Text Box: There are actually many contemporary records available that provide ample reason to suspect that the 1587 colonists (or at least some of them) may have survived. For some reason, however, the information is not widely known and has not made it into the public domain. Most books on the subject do not delve into the particulars at all. Some of the books that are available on the subject of Roanoke are:

“Roanoke: Solving the Mystery of the Lost Colony,” Lee Miller, Arcade, 2001.
“Lost Colonists,” David Beers Quinn, North Carolina Division of Archives and History, 1991.
“Lost Colony of Roanoke: Opposing Viewpoints,” Tom Schouweiler, Gale Group, 1991.
“Ralegh’s Lost Colony,” David N. Durant, Simon and Schuster, 1981.
“Roanoke: The Story of the Lost Colony,” Peter I. Bosco, Millbrook Press, 1992.
“Set Fair for Roanoke: Voyages and Colonies, 1584-1606, The University of North Carolina Press, 1985.
“Roanoke Island, The Beginnings of English America,” David Stick, The University of North Carolina Press, 1983.

The following pages provide some of the accounts available:

“Observations,” George Percy, p. 17:
	In 1607, Captain Christopher Newport and over 100 colonists were in the Chesapeake Bay. During a
reconnaissance voyage up one of the rivers, that they called “Poor Cottage,” George Percy records that “we saw a savage boy, about the age of ten years, which had a head of hair of a perfect yellow and a reasonable white skin, which is a miracle amoungst the savages.” Lee Miller, an 
Anthropologist from Johns Hopkins University, in her book, “Roanoke: Solving the Mystery of the Lost Colony,” reports on page 213 that Sir Walter Ralegh, while being held prisoner in the Tower of London, “kept abreast of the discoveries” and continues that this news “may have prompted him to urge more aggressive action,” and that Christopher Newport, who had by then returned to England, “is again
	dispatched to Virginia- with specific instructions to search for White’s company.” Newport 
	arrived in Jamestown on the 23rd of January, 1608. However, what he found when he arrived was that
	most of the Jamestown colonists were dead. He recorded “the pitiful Murmurings and Outcries” of the
	colonists, some dying “three or four in a night; in the morning, their bodies trailed out of their cabins
	like dogs to be buried.” [Percy, pp. 20, 22; John Smith, “General Historie,” p. 163]. We might well
	imagine how the search for White’s Lost Colonists might have taken a back seat to the more
	immediate needs in Jamestown.

	John Smith, in his “True Relation,” B4v, tells of his meeting with Opechancanough, the King of the
	Pamunkey tribe and brother of Wahunsonacock, King of the Powhatans. Smith claimed that the King
	told him “what he knew of the dominions he spared not to acquaint me with, as of certain
	men clothed at a place called Ocanahonan, clothed like me.” Shortly after Smith’s meeting with
	the Pamunkey King, he met with the King’s brother, “Emperor” of the Powhatan, at Werowocomoco. 
	Here, Smith says “the people at Ocanahowan he also confirmed, and the southerly countries
	also, as the rest… he described a country called Anone, where they have abundance of brass
	and houses walled as ours.” [Smith, “True Relations,” C4r].

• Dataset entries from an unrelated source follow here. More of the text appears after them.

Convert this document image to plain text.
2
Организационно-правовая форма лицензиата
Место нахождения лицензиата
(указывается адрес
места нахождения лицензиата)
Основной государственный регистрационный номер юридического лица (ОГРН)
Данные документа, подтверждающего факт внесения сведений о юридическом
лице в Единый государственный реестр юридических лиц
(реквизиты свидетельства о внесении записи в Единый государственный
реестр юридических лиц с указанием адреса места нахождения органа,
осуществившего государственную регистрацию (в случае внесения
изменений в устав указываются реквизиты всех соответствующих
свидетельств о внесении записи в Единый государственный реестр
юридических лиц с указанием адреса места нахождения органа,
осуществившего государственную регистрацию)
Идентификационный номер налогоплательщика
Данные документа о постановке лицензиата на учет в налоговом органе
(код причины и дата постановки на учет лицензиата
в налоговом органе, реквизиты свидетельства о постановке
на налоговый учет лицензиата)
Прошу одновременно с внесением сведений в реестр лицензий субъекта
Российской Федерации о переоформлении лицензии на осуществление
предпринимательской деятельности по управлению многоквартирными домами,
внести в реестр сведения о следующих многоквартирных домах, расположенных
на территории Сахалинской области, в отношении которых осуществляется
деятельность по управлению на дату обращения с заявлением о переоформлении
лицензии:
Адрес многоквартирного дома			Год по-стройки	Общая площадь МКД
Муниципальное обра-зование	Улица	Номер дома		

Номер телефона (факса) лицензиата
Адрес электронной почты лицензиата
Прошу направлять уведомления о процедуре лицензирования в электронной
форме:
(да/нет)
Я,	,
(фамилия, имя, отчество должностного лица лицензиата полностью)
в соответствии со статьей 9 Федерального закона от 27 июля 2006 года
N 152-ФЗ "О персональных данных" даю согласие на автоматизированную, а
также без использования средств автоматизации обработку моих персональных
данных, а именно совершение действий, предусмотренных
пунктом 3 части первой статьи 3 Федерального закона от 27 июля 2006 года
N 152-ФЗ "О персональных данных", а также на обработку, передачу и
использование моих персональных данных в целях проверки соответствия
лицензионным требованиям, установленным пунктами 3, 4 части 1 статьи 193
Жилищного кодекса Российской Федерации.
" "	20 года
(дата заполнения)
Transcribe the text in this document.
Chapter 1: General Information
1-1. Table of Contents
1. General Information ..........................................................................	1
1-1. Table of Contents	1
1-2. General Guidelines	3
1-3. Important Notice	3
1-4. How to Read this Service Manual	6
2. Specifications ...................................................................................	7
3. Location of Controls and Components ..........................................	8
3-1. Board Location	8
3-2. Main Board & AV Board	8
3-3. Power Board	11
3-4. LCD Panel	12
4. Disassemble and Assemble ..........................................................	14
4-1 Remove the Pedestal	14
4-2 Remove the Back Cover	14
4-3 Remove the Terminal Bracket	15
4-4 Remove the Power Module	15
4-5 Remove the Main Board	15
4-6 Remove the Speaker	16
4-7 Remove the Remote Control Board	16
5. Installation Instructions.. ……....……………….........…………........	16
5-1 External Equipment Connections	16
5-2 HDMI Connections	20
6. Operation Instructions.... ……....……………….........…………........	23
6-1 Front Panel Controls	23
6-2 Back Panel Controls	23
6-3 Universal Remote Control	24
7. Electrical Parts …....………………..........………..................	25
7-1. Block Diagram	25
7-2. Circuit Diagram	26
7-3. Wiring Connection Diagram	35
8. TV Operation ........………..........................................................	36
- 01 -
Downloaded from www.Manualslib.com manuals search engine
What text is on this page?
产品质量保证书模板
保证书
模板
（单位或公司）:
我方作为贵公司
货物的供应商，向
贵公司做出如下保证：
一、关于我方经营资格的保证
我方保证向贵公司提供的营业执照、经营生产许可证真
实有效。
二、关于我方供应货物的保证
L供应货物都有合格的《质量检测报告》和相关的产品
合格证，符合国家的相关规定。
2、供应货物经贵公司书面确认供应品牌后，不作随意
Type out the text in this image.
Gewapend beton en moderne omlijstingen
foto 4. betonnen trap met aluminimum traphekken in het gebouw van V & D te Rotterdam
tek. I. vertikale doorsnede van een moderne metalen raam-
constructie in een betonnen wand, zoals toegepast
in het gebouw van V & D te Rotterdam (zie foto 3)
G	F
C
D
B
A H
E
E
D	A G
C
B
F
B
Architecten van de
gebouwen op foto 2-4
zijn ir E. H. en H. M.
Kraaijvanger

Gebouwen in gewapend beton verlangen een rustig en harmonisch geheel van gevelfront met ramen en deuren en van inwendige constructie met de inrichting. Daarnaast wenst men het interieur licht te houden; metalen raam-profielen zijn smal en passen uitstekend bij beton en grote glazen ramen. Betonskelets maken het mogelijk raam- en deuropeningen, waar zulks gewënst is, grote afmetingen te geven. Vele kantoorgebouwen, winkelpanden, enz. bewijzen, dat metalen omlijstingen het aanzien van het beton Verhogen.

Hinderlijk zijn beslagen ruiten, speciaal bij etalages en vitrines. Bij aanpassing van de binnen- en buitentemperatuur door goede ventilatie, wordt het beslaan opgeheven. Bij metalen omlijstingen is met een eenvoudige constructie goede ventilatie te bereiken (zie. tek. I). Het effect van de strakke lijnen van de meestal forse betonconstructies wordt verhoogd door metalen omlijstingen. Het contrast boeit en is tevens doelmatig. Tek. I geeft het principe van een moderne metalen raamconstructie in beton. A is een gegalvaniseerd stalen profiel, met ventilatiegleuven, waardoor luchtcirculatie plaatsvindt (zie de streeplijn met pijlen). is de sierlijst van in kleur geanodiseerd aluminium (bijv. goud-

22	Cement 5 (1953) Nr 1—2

	After all of this information, Smith records that the Paspahegh King, Wominchopuck, agreed “to
	conduct two of our men to a place called Panawicke, beyond Roanoke, where he reported
	many men to be appareled.” Unfortunately, contact with White’s Colonists was derailed as the 
	Paspahegh “played the villain and deluding us for rewards, he returned within three or four 
	days after, without going any further.” 

	Dr. Miller contends that as early as this date in 1608, London and Jamestown were well aware that
	Ralegh’s colonists, at least some of them, were alive, and that efforts were being mounted to locate
	and retrieve them. She also suggests that at least some of the early Jamestown colonists were likely
	kinsmen of the Roanoke colonists and they had come to Virginia [and I would like to add Maryland],
	either in whole or in part, to search for their relatives. As I have pointed out in my research, nearly 50%
	of the surnames associated with my Payne research were also names found at Roanoke [which 
	included a Payne]. This is not to simply say that the same surnames were present. They were actively
	involved with one another through marriage, friendship and business. I have also found similar
	associations between the same surnames in English records.